港区・烏森神社

夢のお告げによって建てられた神社

東京都港区にある烏森神社の歴史は、天慶3年、西暦940年にさかのぼります。
この年、時の政府に反抗して平将門が反乱を起こしました。
その乱の鎮圧のために、出征した将軍藤原秀郷が、夢のお告げを受けて、この場所を探し出し、神社を建てたのが始まりとされています。

夢のお告げ通りの場所を見つけるきっかけになったのは、この地にカラスが群れていたためでした。
こうした経緯から、烏森神社という名前が付けられました。

稲荷の神様を奉る神社

この神社の祭神は、稲荷神を筆頭に、天鈿女命と瓊々杵尊の三柱となっています。
稲荷神を奉っている神社として昔から有名で、江戸時代に稲荷参りブームが起こった時には、烏森神社に長蛇の列ができたと言われています。
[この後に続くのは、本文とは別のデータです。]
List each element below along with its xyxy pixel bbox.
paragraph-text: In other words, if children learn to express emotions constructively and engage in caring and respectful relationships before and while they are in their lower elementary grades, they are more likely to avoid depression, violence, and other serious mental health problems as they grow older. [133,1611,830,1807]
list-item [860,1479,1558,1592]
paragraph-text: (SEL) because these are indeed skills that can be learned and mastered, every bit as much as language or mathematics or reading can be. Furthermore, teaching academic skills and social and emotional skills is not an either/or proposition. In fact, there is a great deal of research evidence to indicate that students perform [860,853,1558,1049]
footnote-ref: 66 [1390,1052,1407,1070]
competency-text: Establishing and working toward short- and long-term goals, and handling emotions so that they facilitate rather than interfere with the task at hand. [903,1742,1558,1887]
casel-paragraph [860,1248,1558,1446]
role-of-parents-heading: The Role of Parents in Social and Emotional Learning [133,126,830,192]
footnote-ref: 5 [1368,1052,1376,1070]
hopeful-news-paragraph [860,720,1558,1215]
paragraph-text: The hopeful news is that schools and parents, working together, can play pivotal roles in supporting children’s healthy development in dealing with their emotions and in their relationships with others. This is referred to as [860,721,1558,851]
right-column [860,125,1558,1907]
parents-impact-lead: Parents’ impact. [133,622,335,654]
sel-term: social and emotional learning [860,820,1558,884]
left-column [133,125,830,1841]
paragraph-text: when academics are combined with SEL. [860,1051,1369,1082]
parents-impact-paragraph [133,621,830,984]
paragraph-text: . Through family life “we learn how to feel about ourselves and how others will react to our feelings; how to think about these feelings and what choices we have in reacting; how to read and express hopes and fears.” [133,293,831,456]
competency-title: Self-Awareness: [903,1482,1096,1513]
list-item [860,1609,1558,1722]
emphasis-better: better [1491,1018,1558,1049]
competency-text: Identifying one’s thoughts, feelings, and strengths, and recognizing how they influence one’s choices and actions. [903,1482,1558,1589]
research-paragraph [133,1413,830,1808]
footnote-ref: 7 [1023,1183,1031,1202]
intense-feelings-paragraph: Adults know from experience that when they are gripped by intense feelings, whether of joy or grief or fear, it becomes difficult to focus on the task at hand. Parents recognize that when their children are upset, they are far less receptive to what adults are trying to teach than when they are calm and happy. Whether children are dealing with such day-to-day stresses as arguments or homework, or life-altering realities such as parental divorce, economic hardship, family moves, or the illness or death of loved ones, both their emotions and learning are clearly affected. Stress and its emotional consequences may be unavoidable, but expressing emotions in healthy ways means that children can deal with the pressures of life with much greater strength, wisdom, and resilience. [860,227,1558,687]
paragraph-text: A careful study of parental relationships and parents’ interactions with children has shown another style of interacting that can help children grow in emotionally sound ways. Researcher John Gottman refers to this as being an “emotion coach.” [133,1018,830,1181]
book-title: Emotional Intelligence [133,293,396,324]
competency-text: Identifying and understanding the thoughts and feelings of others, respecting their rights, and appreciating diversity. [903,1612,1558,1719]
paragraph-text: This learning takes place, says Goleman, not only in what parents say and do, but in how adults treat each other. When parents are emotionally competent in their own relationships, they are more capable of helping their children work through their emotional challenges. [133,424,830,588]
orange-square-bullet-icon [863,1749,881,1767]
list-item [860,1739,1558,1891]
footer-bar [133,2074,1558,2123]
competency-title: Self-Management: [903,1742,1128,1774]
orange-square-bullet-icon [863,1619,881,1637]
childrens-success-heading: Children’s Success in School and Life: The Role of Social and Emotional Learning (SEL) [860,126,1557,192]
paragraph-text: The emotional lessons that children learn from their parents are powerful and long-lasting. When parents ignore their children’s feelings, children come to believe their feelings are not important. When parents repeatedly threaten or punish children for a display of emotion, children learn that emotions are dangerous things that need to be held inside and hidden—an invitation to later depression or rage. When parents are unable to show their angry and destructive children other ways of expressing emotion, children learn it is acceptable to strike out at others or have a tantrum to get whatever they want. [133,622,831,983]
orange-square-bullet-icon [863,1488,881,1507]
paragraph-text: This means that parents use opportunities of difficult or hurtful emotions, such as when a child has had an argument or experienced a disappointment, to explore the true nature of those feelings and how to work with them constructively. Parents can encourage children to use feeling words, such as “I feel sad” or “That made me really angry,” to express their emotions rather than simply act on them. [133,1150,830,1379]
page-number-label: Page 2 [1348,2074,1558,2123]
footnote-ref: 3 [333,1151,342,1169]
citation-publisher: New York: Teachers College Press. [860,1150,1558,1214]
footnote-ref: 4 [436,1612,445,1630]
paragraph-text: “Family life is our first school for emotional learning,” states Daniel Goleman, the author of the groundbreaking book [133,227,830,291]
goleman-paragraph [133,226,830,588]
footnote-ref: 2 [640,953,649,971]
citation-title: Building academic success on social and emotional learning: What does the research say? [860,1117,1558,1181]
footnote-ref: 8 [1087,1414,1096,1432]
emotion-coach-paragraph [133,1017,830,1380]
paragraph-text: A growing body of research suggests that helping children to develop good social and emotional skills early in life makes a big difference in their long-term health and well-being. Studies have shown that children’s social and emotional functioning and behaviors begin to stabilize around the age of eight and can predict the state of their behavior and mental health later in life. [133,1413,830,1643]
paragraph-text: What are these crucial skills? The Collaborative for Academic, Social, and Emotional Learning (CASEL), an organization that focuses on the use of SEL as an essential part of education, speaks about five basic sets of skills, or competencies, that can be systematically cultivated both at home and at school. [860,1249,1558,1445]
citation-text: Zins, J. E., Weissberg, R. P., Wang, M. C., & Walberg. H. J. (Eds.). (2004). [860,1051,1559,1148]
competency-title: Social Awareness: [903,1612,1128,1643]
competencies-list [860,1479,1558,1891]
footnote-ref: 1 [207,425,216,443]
その後も、地域の人々から愛される神社として、時代を歩んできて、常に参拝客や神社で時を過ごす人々が絶えなかったとされています。
もちろん、その様子は今でも見られ、祈願をする人や定期的に参詣をする人、散策やのんびり時間を境内で過ごしたいという人で、常に人の流れがあります。

また、こちらの烏森神社では、かわいいお守りを出しているので、お守り目当てで来る人も多いようです。
2種類あって、1つは申し込みを受け付けてから、神職が手作業で一つ一つ縫って作り上げるというて、手間がかかって心のこもったお守りとなっています。
色のバリエーションもありますし、どれもかわいらしい色合いなので、女性にも人気があるお守りです。

烏森神社独自のおみくじも人気

そして、この烏森神社で人気を集めているのが独自のおみくじです。
お願い事や占いの種類によって、4つの色分けがなされていて、どれもかわいらしい色合いですし、きれいな絵が入れられています。
他の神社にはないオリジナリティーがありますので、神社巡りを趣味としている人などは、わざわざこのおみくじを引きに来るほどです。

また、こちらの烏森神社は恋愛成就のご利益があるということもあり、カップルや若い女性などが祈願に多く訪れるのも特徴です。
神社のマスコットキャラクターとなっているのは、恋吉という名前で、ネーミングの通り、縁結びの力があるとされています。
神社での祈願はいろいろなものがありますが、恋愛成就は若い人も気になるものです。

こうした背景から、烏森神社はいつも人通りがあって、華やかな雰囲気のある神社です。
それだけ、地元の人々に親しまれているということで、いつ来ても楽しめる場所です。
都内のアクセスがしやすい立地条件を持っていますので、気軽に来られるのもメリットの1つで、行きたいときに行けるという便利さがあります。
これからも、多くの人々に愛される神社として存続していくことでしょう。